Il arrive, de temps en temps, un très grand bonheur dans la vie des chercheurs, lorsqu'une expérience confirme une hypothèse originale. C'est un bonheur intense, qui illumine toute la carrière. Mais là ne s'arrête pas le travail, il faut ensuite rédiger une publication pour mettre la communauté internationale au courant de ses travaux. Cette rédaction se fera en anglais, et il faudra ensuite trouver la revue qui va l'accepter, puis, souvent faire quelques corrections suggérées par le reviewer.
Voilà encore une tâche bénévole, souvent intéressante, être reviewer, relire une publication soumise à une revue.
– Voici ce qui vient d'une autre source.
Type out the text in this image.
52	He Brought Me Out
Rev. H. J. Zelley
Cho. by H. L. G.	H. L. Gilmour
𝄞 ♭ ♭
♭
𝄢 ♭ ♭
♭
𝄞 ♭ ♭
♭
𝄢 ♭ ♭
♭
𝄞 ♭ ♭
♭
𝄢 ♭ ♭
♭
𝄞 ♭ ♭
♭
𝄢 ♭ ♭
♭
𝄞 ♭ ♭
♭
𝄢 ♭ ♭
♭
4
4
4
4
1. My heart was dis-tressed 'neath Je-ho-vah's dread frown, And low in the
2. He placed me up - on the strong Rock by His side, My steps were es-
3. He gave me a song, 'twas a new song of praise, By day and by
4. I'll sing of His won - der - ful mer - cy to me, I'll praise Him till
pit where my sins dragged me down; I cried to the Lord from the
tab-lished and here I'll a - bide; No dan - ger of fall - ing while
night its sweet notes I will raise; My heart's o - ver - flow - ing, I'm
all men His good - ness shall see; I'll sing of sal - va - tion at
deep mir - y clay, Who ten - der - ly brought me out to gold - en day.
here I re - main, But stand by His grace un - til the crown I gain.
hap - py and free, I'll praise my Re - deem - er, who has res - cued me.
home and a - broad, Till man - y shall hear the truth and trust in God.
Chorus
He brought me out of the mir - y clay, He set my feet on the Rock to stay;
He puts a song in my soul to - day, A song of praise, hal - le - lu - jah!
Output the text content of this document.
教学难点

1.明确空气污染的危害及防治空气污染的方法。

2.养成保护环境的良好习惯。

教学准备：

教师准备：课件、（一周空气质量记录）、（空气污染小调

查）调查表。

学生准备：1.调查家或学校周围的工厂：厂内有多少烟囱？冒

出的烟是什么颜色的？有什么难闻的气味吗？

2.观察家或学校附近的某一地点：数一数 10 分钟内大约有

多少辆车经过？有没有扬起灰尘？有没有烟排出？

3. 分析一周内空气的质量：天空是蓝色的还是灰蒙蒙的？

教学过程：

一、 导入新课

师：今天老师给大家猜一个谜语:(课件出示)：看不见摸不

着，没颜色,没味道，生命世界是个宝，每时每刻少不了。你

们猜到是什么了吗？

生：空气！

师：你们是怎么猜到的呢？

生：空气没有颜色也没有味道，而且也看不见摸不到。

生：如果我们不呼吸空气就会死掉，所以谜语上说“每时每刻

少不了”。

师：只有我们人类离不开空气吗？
Ou participer à des commissions qui vont recruter de jeunes chercheurs ou promouvoir des chercheurs plus chevronnés. Et il y a aussi la participation à des congrès, où l'on présente ses travaux, et où l'on se tient au courant des dernières nouvelles de la discipline.
Quant à l'enseignement, c'est encore un moment privilégié, où l'on confronte ce que l'on sait à des étudiants, où il s'agit de les intéresser, de les motiver, et de leur donner les connaissances au plus près de leur émergence (même s'il y a aussi des moments moins agréables, comme la correction des copies d'examen...).
Mais depuis une dizaine d'années, une nouvelle tâche est en trains de dévorer progressivement tout le temps des chercheurs. Elle se développe comme un cancer, et risque, si on n'arrive pas à s'en guérir, de tuer la recherche, comme un cancer, vraiment. C'est la recherche des crédits pour pouvoir faire de la recherche. Dossiers de réponses à des appels d'offres de plus en plus contraignants, difficiles à remplir et nombreux car le pourcentage de réussite est peu élevé, tant la concurrence est forte, (et souvent absurde, car on demande des prédictions, par exemple, - qu'aurez vous trouvé dans 6 mois? - en totale contradiction avec la manière même dont une recherche progresse ) ; rapports sur la manière dont on a dépensé les crédits de plus en plus tatillons, évaluations... Plus on est expérimenté en recherche, plus on doit y perdre son temps. C'est un gâchis monumental de temps et de capacités. La recherche proprement dite est alors de plus en plus souvent réalisée par de jeunes chercheurs au statut précaire qui ne peuvent pas se permettre de faire des hypothèses audacieuses, ou des recherches difficiles, et qui, dès qu'ils ont acquis quelque expérience doivent changer de laboratoire (celui-ci perd alors leur savoir faire) quand ils ne sont pas, pire encore, éjectés de la recherche.
La première tâche des jeunes générations, je l'espère, sera de guérir la recherche de cette calamité.